FORGIVENESS STARTS with refusing to rehearse the hurt continually. …
One way to stop rehashing an offense is to substitute prayer for negative thoughts. Such prayer embodies ancient Christian wisdom about how our inner world gets distorted and about how to straighten it out. We find these brief prayers in many places: favorite hymns, biblical passages, treasured saying, or names for God. They can be very simple: “God, help me.” “God, fill me with your love.” “Spirit of Jesus, free me.”
If no prayers of your own occur to you, try breathing in and out as you speak these phrases from the Psalms:
“Have mercy on me, O God,
according to your steadfast love.” (Psalm 51:1)
“God is our refuge and strength,
a very present helpp in trouble.” (Psalm 46:1)
“Create in me a clean heart, O God,
and put a new and right spirit within me.” (Psalm 51:10)
Prayers like these turn our attention away from the hurt and the offending family member. They bring about inner stillness, replacing negative thinking with hopeful words of faith. They draw us toward God’s perspective and remind us that we need God’s help to stop clinging to injuries.
– Kathleen Fischer
Forgiving Your Family
From pages 57-58 of Forgiving Your Family: A Journey to Healing by Kathleen Fischer. Copyright © 2005 by Kathleen Fischer. All rights reserved. Used by permission of Upper Room Books. http://bookstore.upperroom.org/ Learn more about or purchase this book.
Which short prayer above speaks to you? Share your thoughts.

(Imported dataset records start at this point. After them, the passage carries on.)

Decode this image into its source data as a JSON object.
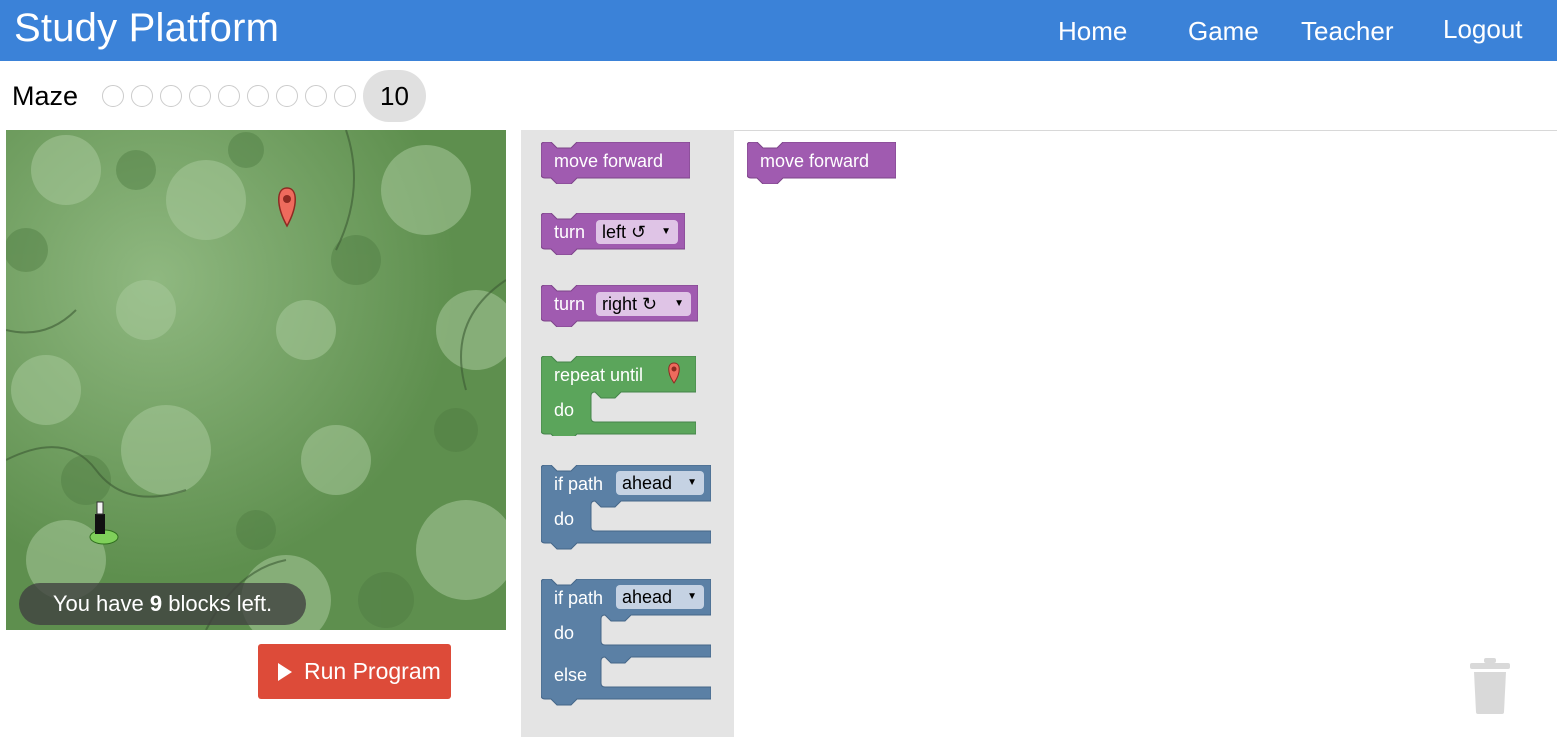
{
  "navbar": {
    "brand": "Study Platform",
    "links": [
      "Home",
      "Game",
      "Teacher",
      "Logout"
    ],
    "bg_color": "#3b82d8"
  },
  "level_bar": {
    "title": "Maze",
    "dot_count": 9,
    "current_level": "10"
  },
  "maze": {
    "blocks_left_prefix": "You have ",
    "blocks_left_count": "9",
    "blocks_left_suffix": " blocks left."
  },
  "run_button": {
    "label": "Run Program",
    "color": "#dd4b39"
  },
  "toolbox": {
    "move_forward": "move forward",
    "turn_left": {
      "label": "turn",
      "option": "left ↺"
    },
    "turn_right": {
      "label": "turn",
      "option": "right ↻"
    },
    "repeat_until": {
      "label": "repeat until",
      "do": "do"
    },
    "if_path": {
      "label": "if path",
      "option": "ahead",
      "do": "do"
    },
    "if_else": {
      "label": "if path",
      "option": "ahead",
      "do": "do",
      "else": "else"
    }
  },
  "workspace": {
    "blocks": [
      "move forward"
    ]
  },
  "colors": {
    "motion_block": "#a05bb0",
    "loop_block": "#5ba55b",
    "logic_block": "#5b80a5",
    "toolbox_bg": "#e4e4e4"
  }
}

He said to him the third time, “Simon son of John, do you love me?” Peter felt hurt because he said to him the third time, “Do you love me?” And he said to him, “Lord, you know everything; you know that I love you.” Jesus said to him, “Feed my sheep.”
John 21:17, NRSV
This Week: pray those who have no home. Submit your prayer to The Upper Room Living Prayer Center or share it in the comment section below.
Did You Know?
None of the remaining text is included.